One Cute Birthday Boy! Stumpy, The World's Oldest Lemur, Celebrates Turning 35 By Munching On A Fruit & Veggie Cake
Let him eat cake! On June 14, ring-tailed lemur Stumpy, who's believed one of the oldest in the world, celebrated his 35th birthday with the zookeepers at The Five Sisters Zoo (FSZ) in the Scotland village of West Calder.
According to the organization, the species typically live to around the age of 25, but Stumpy has made it well past that mark while thriving every step of the way. "Apart from a little arthritis, for which he gets a daily dose of medicine in his favorite treat, a banana, he is still really active and is a favorite with everyone here at FSZ," the zoo stated.
Scroll down to see the critter munch away on his birthday treat!
Who needs sugar, anyway? For his big day, Stumpy chowed down on a tiered concoction that was made with lettuce, corn and berries.
The ring-tailed species got its name from the unique contrasting stripes around their tails.
Something caught Stumpy's eye as he was perched on a tree branch, while on his friends climbed up a nearby tree.

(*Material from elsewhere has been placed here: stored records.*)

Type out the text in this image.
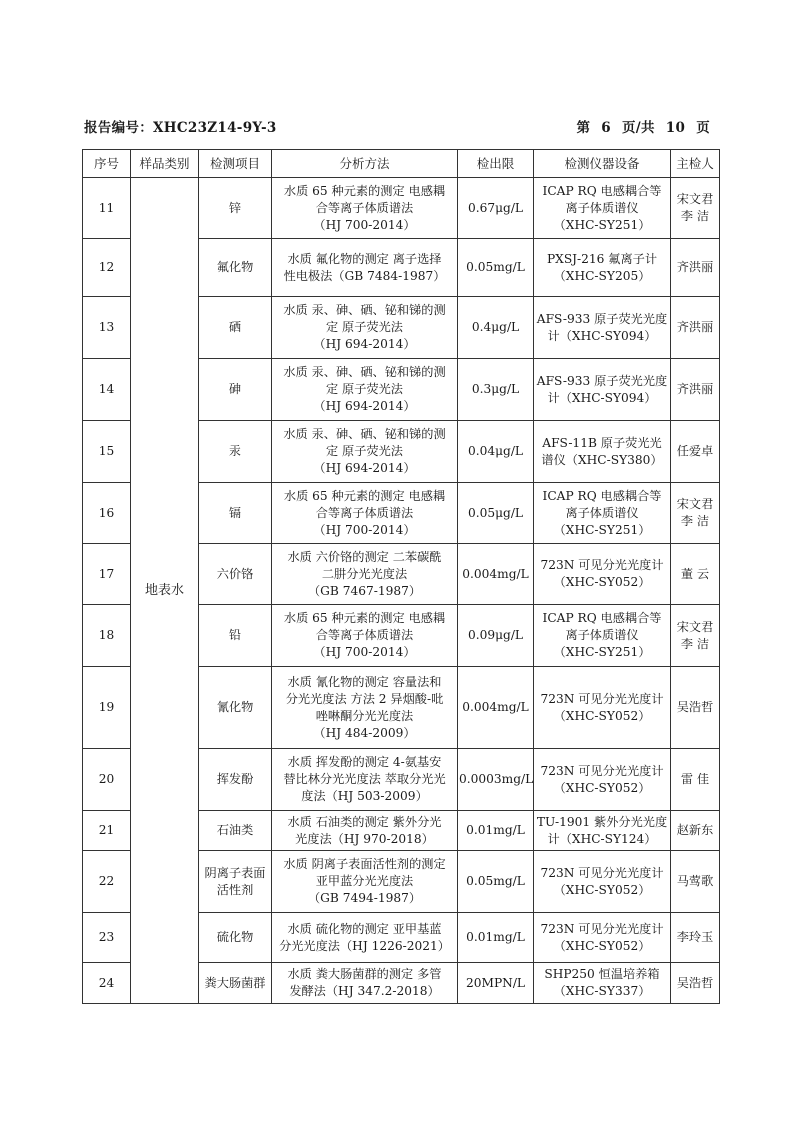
报告编号：XHC23Z14-9Y-3	第 6 页/共 10 页
序号	样品类别	检测项目	分析方法	检出限	检测仪器设备	主检人
11	地表水	锌	水质 65 种元素的测定 电感耦
合等离子体质谱法
（HJ 700-2014）	0.67μg/L	ICAP RQ 电感耦合等
离子体质谱仪
（XHC-SY251）	宋文君
李 洁

12		氟化物	水质 氟化物的测定 离子选择
性电极法（GB 7484-1987）	0.05mg/L	PXSJ-216 氟离子计
（XHC-SY205）	齐洪丽

13		硒	水质 汞、砷、硒、铋和锑的测
定 原子荧光法
（HJ 694-2014）	0.4μg/L	AFS-933 原子荧光光度
计（XHC-SY094）	齐洪丽

14		砷	水质 汞、砷、硒、铋和锑的测
定 原子荧光法
（HJ 694-2014）	0.3μg/L	AFS-933 原子荧光光度
计（XHC-SY094）	齐洪丽

15		汞	水质 汞、砷、硒、铋和锑的测
定 原子荧光法
（HJ 694-2014）	0.04μg/L	AFS-11B 原子荧光光
谱仪（XHC-SY380）	任爱卓

16		镉	水质 65 种元素的测定 电感耦
合等离子体质谱法
（HJ 700-2014）	0.05μg/L	ICAP RQ 电感耦合等
离子体质谱仪
（XHC-SY251）	宋文君
李 洁

17		六价铬	水质 六价铬的测定 二苯碳酰
二肼分光光度法
（GB 7467-1987）	0.004mg/L	723N 可见分光光度计
（XHC-SY052）	董 云

18		铅	水质 65 种元素的测定 电感耦
合等离子体质谱法
（HJ 700-2014）	0.09μg/L	ICAP RQ 电感耦合等
离子体质谱仪
（XHC-SY251）	宋文君
李 洁

19		氰化物	水质 氰化物的测定 容量法和
分光光度法 方法 2 异烟酸-吡
唑啉酮分光光度法
（HJ 484-2009）	0.004mg/L	723N 可见分光光度计
（XHC-SY052）	吴浩哲

20		挥发酚	水质 挥发酚的测定 4-氨基安
替比林分光光度法 萃取分光光
度法（HJ 503-2009）	0.0003mg/L	723N 可见分光光度计
（XHC-SY052）	雷 佳

21		石油类	水质 石油类的测定 紫外分光
光度法（HJ 970-2018）	0.01mg/L	TU-1901 紫外分光光度
计（XHC-SY124）	赵新东

22		阴离子表面活性剂	水质 阴离子表面活性剂的测定
亚甲蓝分光光度法
（GB 7494-1987）	0.05mg/L	723N 可见分光光度计
（XHC-SY052）	马莺歌

23		硫化物	水质 硫化物的测定 亚甲基蓝
分光光度法（HJ 1226-2021）	0.01mg/L	723N 可见分光光度计
（XHC-SY052）	李玲玉

24		粪大肠菌群	水质 粪大肠菌群的测定 多管
发酵法（HJ 347.2-2018）	20MPN/L	SHP250 恒温培养箱
（XHC-SY337）	吴浩哲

Unfortunately, lemurs are considered an endangered animal, and the International Union for the Conservation of Nature (IUCN) "estimates that over 95 percent of lemurs face extinction in the next 20 years."
Lemurs live in groups known as "troops," which usually consist of around 17 members.
Slice, slice, baby! The zookeepers cut up the cake to hand out to the birthday boy and his pals. The primates also eat a ton of fruit, leaves, flowers, tree bark and sap.
"Lemurs use their hands and feet to move nimbly through the trees, but cannot grip with their tails as some of their primate cousins do," National Geographic noted. "Ring-tailed lemurs also spend a lot of time on the ground, which is unusual among lemur species."
How cute! The zoo's social media page shared a photo of Stumpy eating away alongside a portrait made by one of the keepers.
The Five Sisters Zoo opened in 2005, and at the time, they had just a handful of ordinary farm animals like rabbits, goats and pigs. Since then, they've expanded to house over 165 species of creatures, including reptiles and mammals.